Plaza of the Three Cultures. Tlatelolco. Mexico City. Photo: Hector Rivera

Human rights

For the rest, the contemporary movements that claim human rights have kept pace with the new actors in the international arena and are distinguished by upholding cultural, individual or collective rights, especially in the legislation of industrial property and in the culturalization of rights. human rights. This has allowed indigenous communities to access the benefits of their creations and full participation in cultural life.

The aforementioned movements precipitated a number of pronouncements, such as the United Nations Declaration on the Rights of Indigenous Peoples of 2007 and the late American Declaration on the Rights of Indigenous Peoples of 2016, in a region whose ethnic composition is heterogeneous, with large indigenous segments.

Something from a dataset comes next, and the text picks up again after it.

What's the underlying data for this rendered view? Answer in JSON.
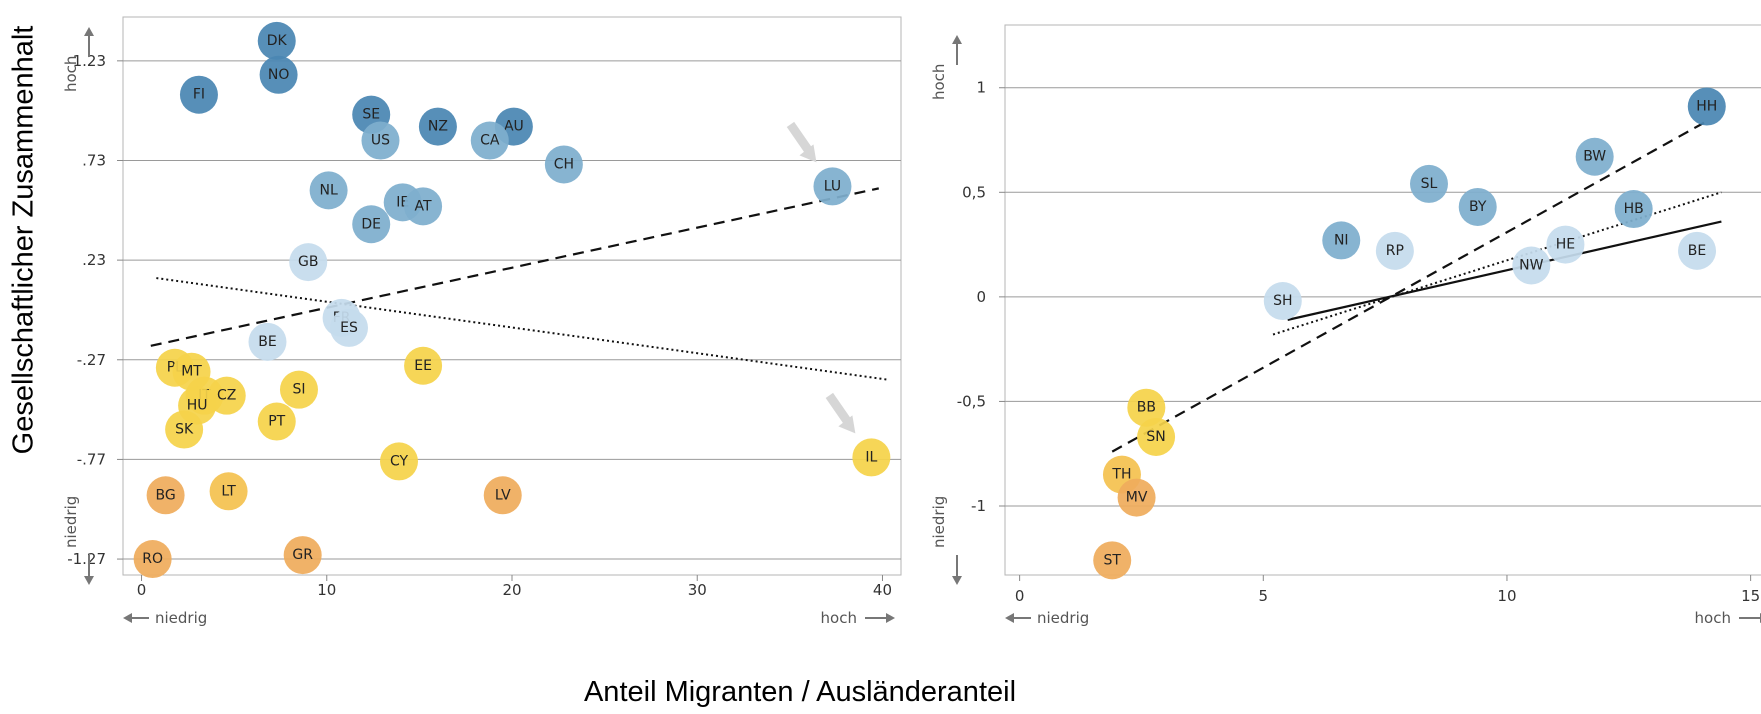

Furthermore, these phenomena have given rise to what is known as the culturalization of human rights, both in domestic and international legislation.

Epilogue

Despite the fragmentation of the Unesco Conventions and their different approaches in relation to the cultural legacy, there is an evident reciprocal pollination through holistic interpretations whose objective is to create a basic harmonic corpus juris.

The jurisprudential work has allowed giving the same conventions a current meaning and reversing their diachronic effect; Thus, together with UNESCO, international organizations such as the International Criminal Court, the UN Security Council and the United Nations Office on Drugs and Crime (UNODC), culture has been substantiated as a global public good, as it was postulated in Mondiacult Mexico 2022.

* PhD in Law from Panthéon-Assas University.

Text published in number 2434 of the printed edition of Proceso, in circulation since June 25, 2023.